Every passenger receives a personal packet with room key and itinerary, and luggage is in their rooms when they arrive. It is an amazing process and for the most part it really works. We hear lots of raves about the service, but inevitably we have some who have had a bad experience. Lost luggage, misinformation, cancelled tours, bad weather, etc. I enjoy helping people. Sometimes I drive the van to the Lodge for special needs people.
I walk to the River on my lunch half hour. It’s the confluence where three rivers join together and flow down to Cook’s Inlet and into the Bay. There is a spectacular view of the McKinley range from there. Sometimes I get a fresh scooped ice cream at Nagley’s General Store and sit in the park in the town center. Everyone seems to enjoy strolling the few paved streets and the dirt roads, feeling as though they are on the set of a western movie.
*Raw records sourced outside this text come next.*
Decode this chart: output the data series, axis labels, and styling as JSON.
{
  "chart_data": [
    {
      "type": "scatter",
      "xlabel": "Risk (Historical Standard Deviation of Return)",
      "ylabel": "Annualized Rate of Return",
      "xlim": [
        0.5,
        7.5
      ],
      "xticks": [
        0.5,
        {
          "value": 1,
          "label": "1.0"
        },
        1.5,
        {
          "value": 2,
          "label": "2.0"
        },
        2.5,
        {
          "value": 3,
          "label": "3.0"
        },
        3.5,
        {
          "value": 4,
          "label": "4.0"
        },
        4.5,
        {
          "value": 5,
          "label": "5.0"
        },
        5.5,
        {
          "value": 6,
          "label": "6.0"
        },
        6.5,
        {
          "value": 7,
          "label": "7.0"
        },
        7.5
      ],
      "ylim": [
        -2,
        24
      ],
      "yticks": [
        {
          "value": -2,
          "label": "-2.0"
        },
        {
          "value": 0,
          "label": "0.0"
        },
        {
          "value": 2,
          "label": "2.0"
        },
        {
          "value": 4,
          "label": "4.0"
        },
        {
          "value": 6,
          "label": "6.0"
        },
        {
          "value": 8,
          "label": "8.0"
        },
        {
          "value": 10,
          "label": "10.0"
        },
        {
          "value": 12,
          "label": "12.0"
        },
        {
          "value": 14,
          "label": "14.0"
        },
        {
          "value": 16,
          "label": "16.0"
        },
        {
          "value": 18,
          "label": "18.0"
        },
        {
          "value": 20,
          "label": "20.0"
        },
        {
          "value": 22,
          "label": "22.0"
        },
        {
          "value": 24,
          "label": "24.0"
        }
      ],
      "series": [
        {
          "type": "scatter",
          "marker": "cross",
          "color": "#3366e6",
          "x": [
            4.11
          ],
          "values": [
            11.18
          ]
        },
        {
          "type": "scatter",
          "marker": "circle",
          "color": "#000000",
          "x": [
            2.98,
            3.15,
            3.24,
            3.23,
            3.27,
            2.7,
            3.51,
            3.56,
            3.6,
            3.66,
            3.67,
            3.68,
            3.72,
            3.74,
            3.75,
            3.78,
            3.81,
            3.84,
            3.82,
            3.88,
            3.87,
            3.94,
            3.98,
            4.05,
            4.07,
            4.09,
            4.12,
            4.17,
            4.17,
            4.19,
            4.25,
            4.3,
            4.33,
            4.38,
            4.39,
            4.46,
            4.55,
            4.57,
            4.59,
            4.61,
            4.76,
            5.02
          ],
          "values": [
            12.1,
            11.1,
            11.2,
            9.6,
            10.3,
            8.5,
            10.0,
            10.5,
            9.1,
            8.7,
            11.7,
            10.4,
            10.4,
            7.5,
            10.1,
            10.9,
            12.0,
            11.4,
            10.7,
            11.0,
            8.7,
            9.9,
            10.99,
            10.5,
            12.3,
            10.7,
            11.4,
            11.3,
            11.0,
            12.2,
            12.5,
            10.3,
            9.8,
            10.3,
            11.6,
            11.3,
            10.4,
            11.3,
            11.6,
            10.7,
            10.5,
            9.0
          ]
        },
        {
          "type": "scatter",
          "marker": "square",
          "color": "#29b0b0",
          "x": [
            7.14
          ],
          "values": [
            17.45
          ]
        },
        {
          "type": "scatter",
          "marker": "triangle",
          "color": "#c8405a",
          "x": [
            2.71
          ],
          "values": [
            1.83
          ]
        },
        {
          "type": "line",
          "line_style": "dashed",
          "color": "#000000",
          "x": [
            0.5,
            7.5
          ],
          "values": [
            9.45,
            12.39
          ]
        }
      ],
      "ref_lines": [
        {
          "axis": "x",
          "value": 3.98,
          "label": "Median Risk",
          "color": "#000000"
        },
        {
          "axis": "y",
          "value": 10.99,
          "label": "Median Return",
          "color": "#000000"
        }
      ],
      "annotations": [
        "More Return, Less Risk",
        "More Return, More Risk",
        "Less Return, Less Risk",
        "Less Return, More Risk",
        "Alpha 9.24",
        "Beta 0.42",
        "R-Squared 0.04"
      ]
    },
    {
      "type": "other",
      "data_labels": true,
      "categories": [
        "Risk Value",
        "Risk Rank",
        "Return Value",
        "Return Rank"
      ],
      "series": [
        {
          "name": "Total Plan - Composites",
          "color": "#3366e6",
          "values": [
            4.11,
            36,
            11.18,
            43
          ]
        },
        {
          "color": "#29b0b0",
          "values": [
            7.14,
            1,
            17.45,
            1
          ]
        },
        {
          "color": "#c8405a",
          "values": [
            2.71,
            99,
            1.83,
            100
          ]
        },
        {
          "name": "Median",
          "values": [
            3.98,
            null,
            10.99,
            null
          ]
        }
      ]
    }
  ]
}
Moose are spotted the most often in this area. Bear, eagles, porcupine, and wolverines are more likely to be spotted at the Denali National Park on all-day excursions. That’s a must see for one of my day’s off!
Available in town are vendors who offer Horseback Riding along the river, the Sundogs Iditarod Demonstration, River Guides do rafting trips, and there are Jet Boat Adventures, Alaska Sports Fishing, and the Flights over Mt McKinley. Besides that, the town itself is authentic and remains as close as possible to its original state, considering the massive influx of summer tourists. (Who, by the way, are always looking for a bathroom!)
I always direct people to the Ranger Station, the film about the famous Bush Pilot, the Chocolate House and the West Rib, which features real Alaskan food. Caribou chili, musk ox burgers, salmon and halibut dishes. The gift shops are tiny, and the museums are informative. Altogether lovely! I am enjoying this amazing experience!